The diet of the bats we were testing seemed to consist mainly of the fruit from the Piper auritum plant. Most frugivorous bats will pick the fruit off a tree and fly back to their roost or other safe place to eat. The entire fruit of this species of plant is too large for the bat to be able to carry all of it at once. Because the flower on P. auritum bends into a pendant position once the fruit is ripe, we speculated that there is a correlation between fruit position and the bat’s eating habits. The pendant position of the fruit would provide a convenient place for the bat to roost as it ate. This did not appear to be the case.

During our test, the second bat released into the shade house on the first night was observed eating the erect fruit. This seemed to immediately disprove our hypothesis, but we continued the test for an additional night. One of the erect fruits and one half of a pendant fruit were eaten during the first night’s testing. None of the fruits were touched on the second night. Human error led to the inadvertent feeding of the bats on the second night by a scrap of fruit left lying on the floor. Acceptance of fruit from the floor also seemed to disprove our proposed hypothesis.
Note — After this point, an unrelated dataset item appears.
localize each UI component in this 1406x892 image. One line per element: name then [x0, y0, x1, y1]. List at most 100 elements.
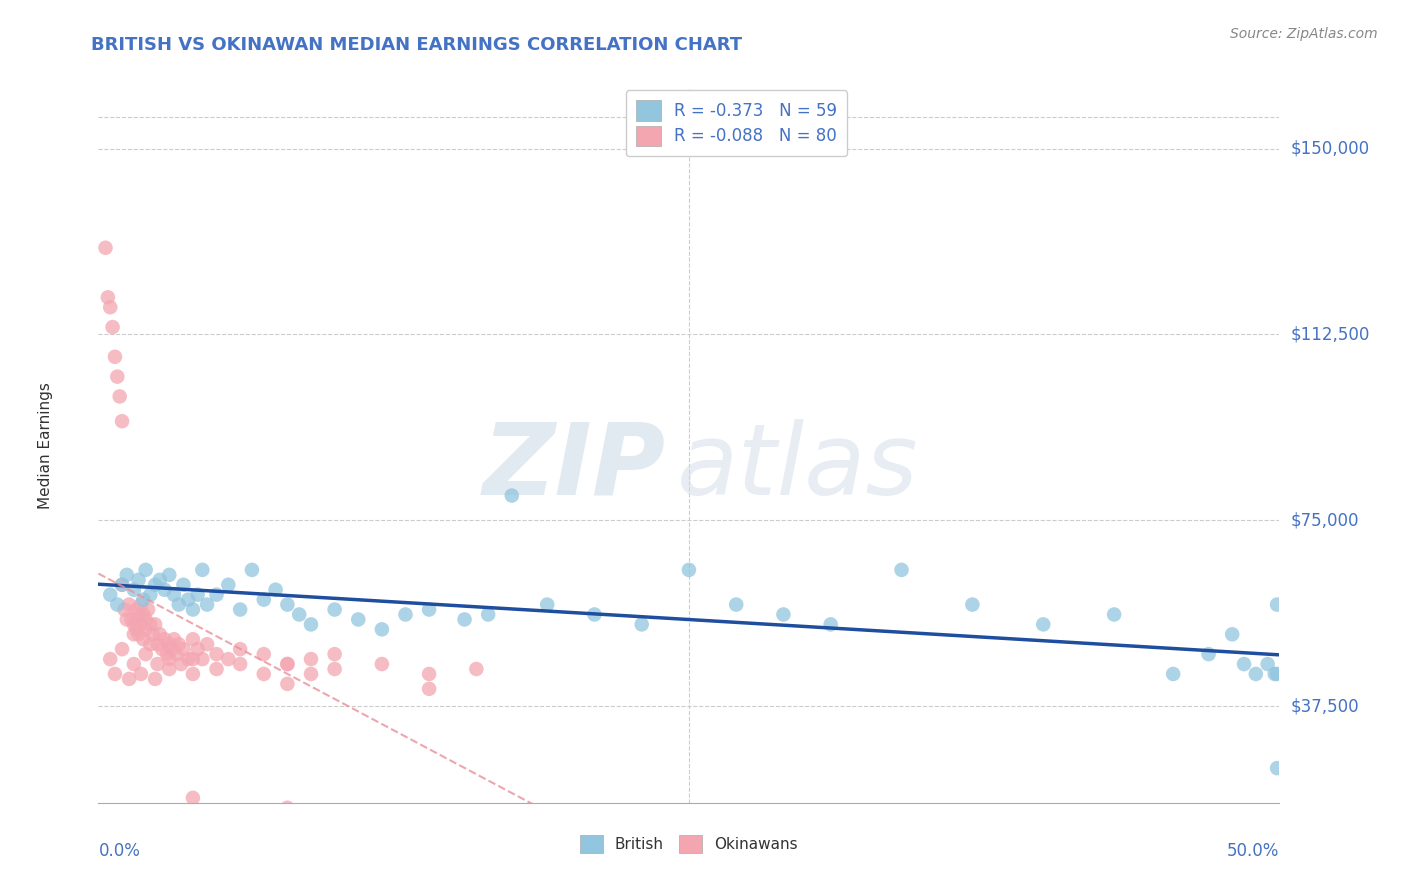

Another variable that may have affected our results was the amount of ambient light available. The second trial included the presence of a nearly full moon. After the rains had plagued our tests on the first night and had minimally affected our test on the second night, the clouds cleared and it was quite bright outside. This could have lead to the roosting behavior displayed by the bats on the second night.

Upon completion of the project, we feel that the position of the fruit on the Piper auritum is not a significant cue to the bat. Continued explorations may reveal other cues for fruit ripeness such as color or odor.
 

References:

Emmons, Louise. Neotropical Rainforest Mammals. University of Chicago Press, 1993.

Gentry, Alwyn, H. A Field Guide to the Families and Genera of Woody Plants of Northwest South

America. Convention International; Wash., D.C., 1993.

Krichen, John C. A Neotropical Companion: An introdution to the Animals, Plants, and Ecosystems of the

New World Tropics. Princeton University Press; Princeton, N.J., 1989.

Teaching Applications:

While our project did not support our hypothesis, it was still a valuable learning tool. It gave us experience testing a mammal in a controlled setting that we could adapt to our classroom. It taught us a valuable lesson about how careful you must be in your set up. We thought we had controlled all of our variables, but new ones, like the moonlight, kept appearing.